Security enhancement request

[esnible]

This is not a bug, it is an enhancement request or question.

I run Istio-vet against IBM Container service like this:

MYCLUSTER=...
MYDC=dal13
docker run --rm -v ~/.bluemix/plugins/container-service/clusters/$MYCLUSTER/kube-config-$MYDC-$MYCLUSTER.yml:/root/.kube/config -v ~/.bluemix/plugins/container-service/clusters/$MYCLUSTER/ca-$MYDC-$MYCLUSTER.pem:/root/.kube/ca-$MYDC-$MYCLUSTER.pem quay.io/aspenmesh/istio-vet:master

It works great. The config and .pem cert are sent to the instance, and it can access using oidc auth provider.

However, I am nervous about giving my certificate to a Docker image I don't control. (I realize I could inspect the code and compile the code myself.)

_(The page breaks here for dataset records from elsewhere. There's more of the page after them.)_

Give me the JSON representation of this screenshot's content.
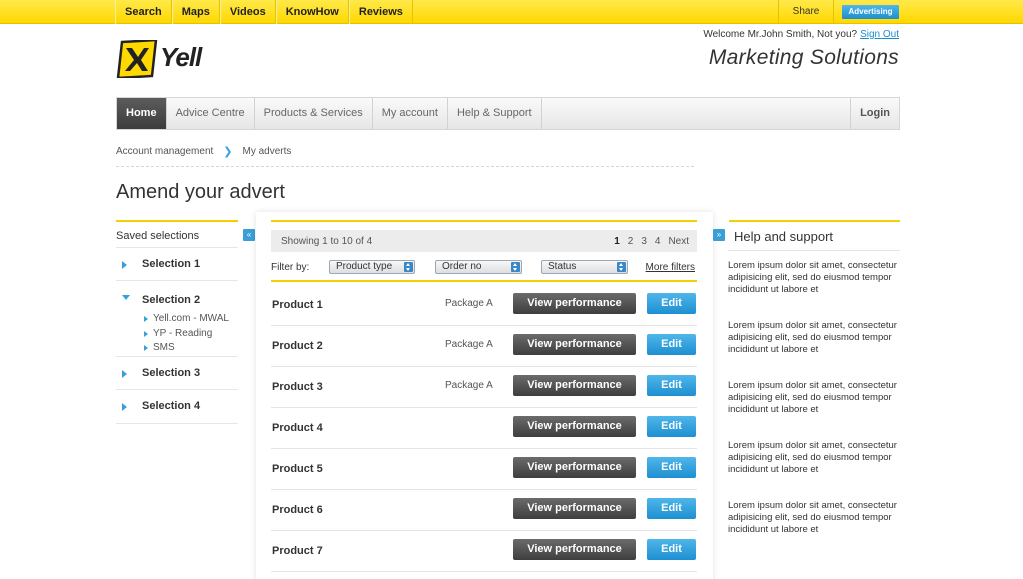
{
  "topbar": {
    "links": [
      "Search",
      "Maps",
      "Videos",
      "KnowHow",
      "Reviews"
    ],
    "share": "Share",
    "advertising": "Advertising"
  },
  "header": {
    "logo_text": "Yell",
    "welcome": "Welcome Mr.John Smith, Not you?",
    "sign_out": "Sign Out",
    "title": "Marketing Solutions"
  },
  "nav": {
    "items": [
      "Home",
      "Advice Centre",
      "Products & Services",
      "My account",
      "Help & Support"
    ],
    "login": "Login"
  },
  "breadcrumb": {
    "items": [
      "Account management",
      "My adverts"
    ]
  },
  "page_title": "Amend your advert",
  "sidebar": {
    "title": "Saved selections",
    "selections": [
      {
        "label": "Selection 1"
      },
      {
        "label": "Selection 2",
        "subs": [
          "Yell.com - MWAL",
          "YP - Reading",
          "SMS"
        ]
      },
      {
        "label": "Selection 3"
      },
      {
        "label": "Selection 4"
      }
    ]
  },
  "results": {
    "showing": "Showing 1 to 10 of 4",
    "pages": [
      "1",
      "2",
      "3",
      "4"
    ],
    "next": "Next"
  },
  "filters": {
    "label": "Filter by:",
    "selects": [
      "Product type",
      "Order no",
      "Status"
    ],
    "more": "More filters"
  },
  "products": [
    {
      "name": "Product 1",
      "package": "Package A",
      "view": "View performance",
      "edit": "Edit"
    },
    {
      "name": "Product 2",
      "package": "Package A",
      "view": "View performance",
      "edit": "Edit"
    },
    {
      "name": "Product 3",
      "package": "Package A",
      "view": "View performance",
      "edit": "Edit"
    },
    {
      "name": "Product 4",
      "package": "",
      "view": "View performance",
      "edit": "Edit"
    },
    {
      "name": "Product 5",
      "package": "",
      "view": "View performance",
      "edit": "Edit"
    },
    {
      "name": "Product 6",
      "package": "",
      "view": "View performance",
      "edit": "Edit"
    },
    {
      "name": "Product 7",
      "package": "",
      "view": "View performance",
      "edit": "Edit"
    }
  ],
  "help": {
    "title": "Help and support",
    "paragraphs": [
      "Lorem ipsum dolor sit amet, consectetur adipisicing elit, sed do eiusmod tempor incididunt ut labore et",
      "Lorem ipsum dolor sit amet, consectetur adipisicing elit, sed do eiusmod tempor incididunt ut labore et",
      "Lorem ipsum dolor sit amet, consectetur adipisicing elit, sed do eiusmod tempor incididunt ut labore et",
      "Lorem ipsum dolor sit amet, consectetur adipisicing elit, sed do eiusmod tempor incididunt ut labore et",
      "Lorem ipsum dolor sit amet, consectetur adipisicing elit, sed do eiusmod tempor incididunt ut labore et"
    ]
  },
  "colors": {
    "brand_yellow": "#ffd800",
    "accent_blue": "#1d8fd1",
    "dark_button": "#3e3e3e"
  }
}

My idea is to have istio-vet not require a configuration. If no configuration is supplied, it would use the cluster at localhost:8001 assuming no security. This would allow me to run kubectl proxy & and docker run quay.io/aspenmesh/istio-vet:master with no need for mounting a cert and configuration.

[nrjpoddar]

Thanks @esnible for filing this enhancement. I had not considered this possible security risk. If you're running this locally do you prefer to run via docker container or want to use an executable that we can package and release as part of the repository? I'm guessing if someone don't trust the container it's fair to assume that they also don't trust the binary? :)

If you're running the container locally and want to use kubectl proxy I think it will still require a fair amount of setup i.e. exposing container port to a host port and then running kubectl proxy on that host port. We can make the change to support this enhancement if users want to do the manual configuration.